Peloton has fallen under scrutiny from both consumers and regulators following accident claims and warnings of the brand’s treadmill product by the U.S. Consumer Product Safety Commission. Crisis experts say the fitness company’s response of publicly refuting the warning could be damaging to the brand.
Over the weekend, the CPSC issued a warning to consumers about the “danger” of using Peloton’s Tread+ exercise machine, a $4,200 product involved in 39 accidents including the death of a child. The commission, which has been investigating the product since Peloton released news of the child’s death last month, urges consumers with children or pets at home to stop using the treadmill.
In response, New York-based Peloton published a statement refuting the safety agency’s claims, calling them “inaccurate and misleading” and noting that there is “no reason to stop using the Tread+, as long as all warnings and safety instructions are followed.” Peloton also said it is open to working with the CPSC and suggested ways its customers say they keep children safe during home workouts, such as scheduling workouts during naps or at night when children are sleeping; using a baby gate; or having a spouse or partner watch children in another room.
A Peloton spokeswoman did not respond to a request for further comment.
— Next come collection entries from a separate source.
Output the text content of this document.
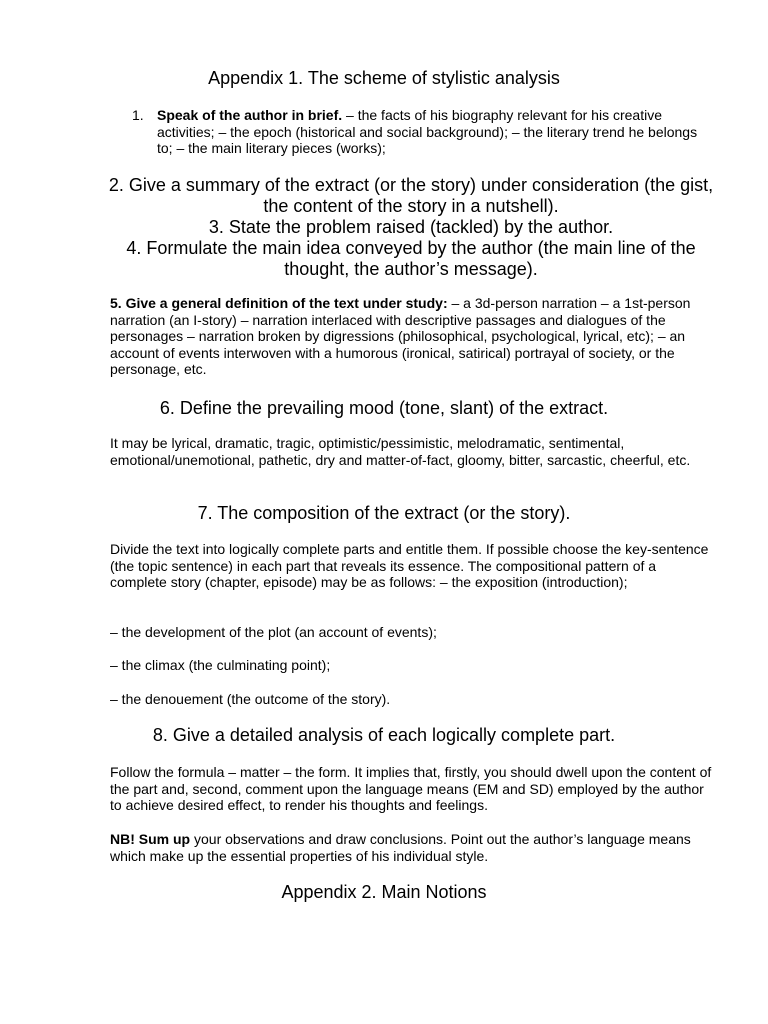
Appendix 1. The scheme of stylistic analysis
1. Speak of the author in brief. – the facts of his biography relevant for his creative activities; – the epoch (historical and social background); – the literary trend he belongs to; – the main literary pieces (works);
2. Give a summary of the extract (or the story) under consideration (the gist, the content of the story in a nutshell).
3. State the problem raised (tackled) by the author.
4. Formulate the main idea conveyed by the author (the main line of the thought, the author’s message).

5. Give a general definition of the text under study: – a 3d-person narration – a 1st-person narration (an I-story) – narration interlaced with descriptive passages and dialogues of the personages – narration broken by digressions (philosophical, psychological, lyrical, etc); – an account of events interwoven with a humorous (ironical, satirical) portrayal of society, or the personage, etc.

6. Define the prevailing mood (tone, slant) of the extract.

It may be lyrical, dramatic, tragic, optimistic/pessimistic, melodramatic, sentimental, emotional/unemotional, pathetic, dry and matter-of-fact, gloomy, bitter, sarcastic, cheerful, etc.

7. The composition of the extract (or the story).

Divide the text into logically complete parts and entitle them. If possible choose the key-sentence (the topic sentence) in each part that reveals its essence. The compositional pattern of a complete story (chapter, episode) may be as follows: – the exposition (introduction);

– the development of the plot (an account of events);

– the climax (the culminating point);

– the denouement (the outcome of the story).

8. Give a detailed analysis of each logically complete part.

Follow the formula – matter – the form. It implies that, firstly, you should dwell upon the content of the part and, second, comment upon the language means (EM and SD) employed by the author to achieve desired effect, to render his thoughts and feelings.

NB! Sum up your observations and draw conclusions. Point out the author’s language means which make up the essential properties of his individual style.

Appendix 2. Main Notions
While Peloton was already popular before the pandemic, its sales rose even more as exercise-hungry consumers turned to bikes and treadmills to get them through COVID lockdowns and other restrictions. To continue the momentum, at a time when recently reopened gyms are trying to lure back members, Peloton last week debuted an Olympics-themed campaign starring several well-known athletes including Usain Bolt and Allyson Felix.
Yet the recent treadmill controversy could already be damaging the brand. On Monday morning, Peloton’s stock was down 9% to near $105.